TextBase TM | Multicorpora Website

The TextBase TM is very different from conventional translation memories, although it benefits from compatibility with this type of memory.

The main differences are:

Fully automated alignment
Contextual, multilingual and multidirectional TextBase TM
More repetitions
Multilingual search engine

For more details, see the TextBase TM versus Traditional TM Comparison Table.

A conventional translation memory divides your document in out-of-context sentences, and then tries to align them. It can be compared to an Excel worksheet, where, for instance, in column A, you have the English, and in column B the French sentences. It is very tedious to check that each sentence or sentence group is perfectly aligned and, because the documents are cut in individual sentences, you lose the context.

The TextBase TM indexes your integral documents in a parallel fashion. Since it does not divide your document into individual sentences, it can easily align paragraphs and sentences nearly perfectly without any human intervention. Furthermore, the context is preserved up to the document level, and you can easily realign a sentence on-the-fly, in the rare cases of misalignment. Note that TextBase TM can be multilingual and multidirectional, eliminating the need for exponentially duplicating bilingual memories.

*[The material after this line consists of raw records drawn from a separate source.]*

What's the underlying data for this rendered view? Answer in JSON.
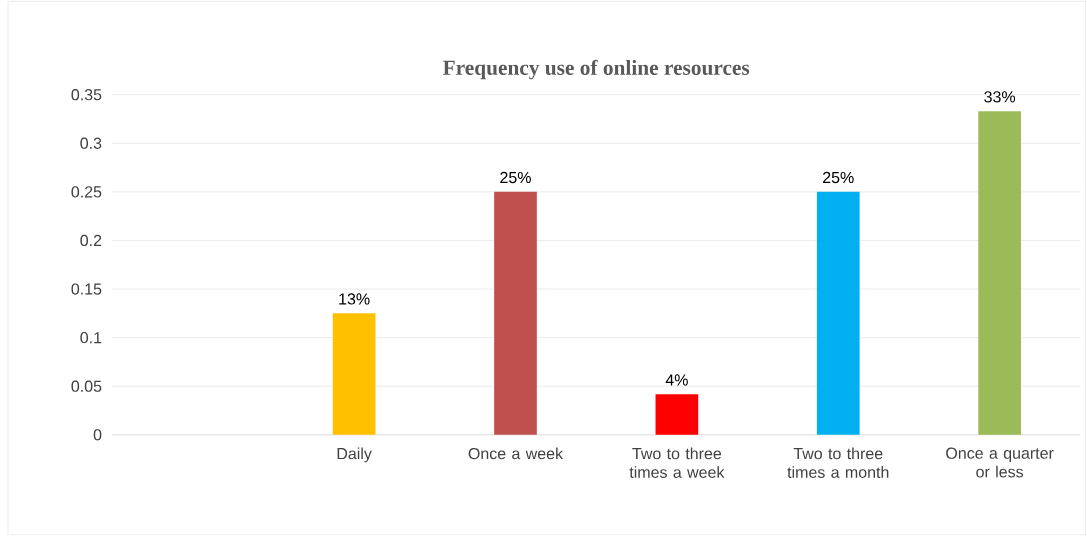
{
  "chart_data": {
    "type": "bar",
    "title": "Frequency use of online resources",
    "categories": [
      null,
      "Daily",
      "Once a week",
      "Two to three times a week",
      "Two to three times a month",
      "Once a quarter or less"
    ],
    "values": [
      null,
      0.125,
      0.25,
      0.0417,
      0.25,
      0.333
    ],
    "colors": [
      null,
      "#ffc000",
      "#c0504d",
      "#ff0000",
      "#00b0f0",
      "#9bbb59"
    ],
    "value_labels": [
      null,
      "13%",
      "25%",
      "4%",
      "25%",
      "33%"
    ],
    "ylim": [
      0,
      0.35
    ],
    "yticks": [
      0,
      0.05,
      0.1,
      0.15,
      0.2,
      0.25,
      0.3,
      0.35
    ],
    "grid": "y"
  }
}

This difference in philosophy means that, on top of being able to preserve the context, the TextBase TM approach enables you to rapidly build massive memories of legacy translations. There is no need for the costly manual verification of the alignments before they can be used productively.

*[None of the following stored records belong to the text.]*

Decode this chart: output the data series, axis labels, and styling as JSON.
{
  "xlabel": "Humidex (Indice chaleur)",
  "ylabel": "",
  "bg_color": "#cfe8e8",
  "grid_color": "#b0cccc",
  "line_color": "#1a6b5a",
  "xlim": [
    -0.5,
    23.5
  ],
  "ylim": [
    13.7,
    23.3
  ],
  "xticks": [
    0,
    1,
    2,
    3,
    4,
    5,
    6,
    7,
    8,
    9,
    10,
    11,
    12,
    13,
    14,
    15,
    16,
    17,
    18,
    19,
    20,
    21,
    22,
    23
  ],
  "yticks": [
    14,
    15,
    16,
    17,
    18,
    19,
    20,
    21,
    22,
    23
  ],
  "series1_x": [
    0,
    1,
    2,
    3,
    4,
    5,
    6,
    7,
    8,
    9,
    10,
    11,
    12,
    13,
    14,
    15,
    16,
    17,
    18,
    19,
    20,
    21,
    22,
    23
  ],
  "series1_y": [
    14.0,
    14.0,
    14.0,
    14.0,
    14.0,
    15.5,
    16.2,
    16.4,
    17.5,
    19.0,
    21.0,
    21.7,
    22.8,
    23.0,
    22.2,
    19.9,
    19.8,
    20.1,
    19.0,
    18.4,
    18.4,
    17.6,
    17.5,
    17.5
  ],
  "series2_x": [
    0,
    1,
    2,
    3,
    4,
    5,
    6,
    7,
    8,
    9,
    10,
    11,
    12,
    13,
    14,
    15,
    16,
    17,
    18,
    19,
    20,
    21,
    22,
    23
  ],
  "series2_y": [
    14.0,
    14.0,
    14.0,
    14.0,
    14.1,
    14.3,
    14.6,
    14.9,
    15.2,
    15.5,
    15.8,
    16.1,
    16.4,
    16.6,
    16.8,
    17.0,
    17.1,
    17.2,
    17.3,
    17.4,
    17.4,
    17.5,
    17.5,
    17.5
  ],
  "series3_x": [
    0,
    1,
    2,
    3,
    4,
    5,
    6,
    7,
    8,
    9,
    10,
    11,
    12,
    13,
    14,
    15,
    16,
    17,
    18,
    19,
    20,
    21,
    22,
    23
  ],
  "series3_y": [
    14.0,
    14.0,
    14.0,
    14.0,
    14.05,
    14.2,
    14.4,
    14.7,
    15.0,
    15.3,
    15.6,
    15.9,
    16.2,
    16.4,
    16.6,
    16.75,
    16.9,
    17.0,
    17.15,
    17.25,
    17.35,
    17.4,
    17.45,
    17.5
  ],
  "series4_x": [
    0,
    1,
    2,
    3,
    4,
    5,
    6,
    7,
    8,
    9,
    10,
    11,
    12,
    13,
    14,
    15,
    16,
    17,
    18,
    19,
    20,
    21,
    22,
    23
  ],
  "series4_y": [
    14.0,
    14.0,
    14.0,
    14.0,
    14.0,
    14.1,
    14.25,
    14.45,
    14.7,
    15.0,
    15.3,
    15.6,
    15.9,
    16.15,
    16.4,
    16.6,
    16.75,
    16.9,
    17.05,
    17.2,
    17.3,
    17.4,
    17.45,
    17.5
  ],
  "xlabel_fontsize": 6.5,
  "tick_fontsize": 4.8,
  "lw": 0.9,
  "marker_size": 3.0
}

All this means that you can create a much larger translation memory, more rapidly. On most systems, the TextBase TM can be created at the astonishing rate of 6-10 million words per hour! This means that instead of being limited to the size of a conventional TM, which often remains small because of the effort it takes to build, you can now index all of your legacy documentation. Having a larger pool of reliable, previously translated data to compare against means that you will find a lot more repetition. This increases quality, terminology cohesion, and productivity.

Since it is based on full texts, the TextBase TM approach also enables enhanced data mining when comparing a document against the TM. Since the TM is not segmented, mining can take place on full paragraphs. Instead of assembling a paragraph to be translated from disparate sentences that do not flow together, the TextBase TM will identifies exact paragraph matches, then returns the full paragraph as a single retrieved translation segment.

TextBase TM also identifies and replaces full and fuzzy sentences, like any conventional TM system. It is designed to go beyond the segment, to proactively identify sub-segment. This means that those segments that fall below the fuzzy factor, which are ignored by most conventional TM systems, get identified by MultiTrans. In other words, you can get a lot more repetitions, more cohesiveness and more productivity gains.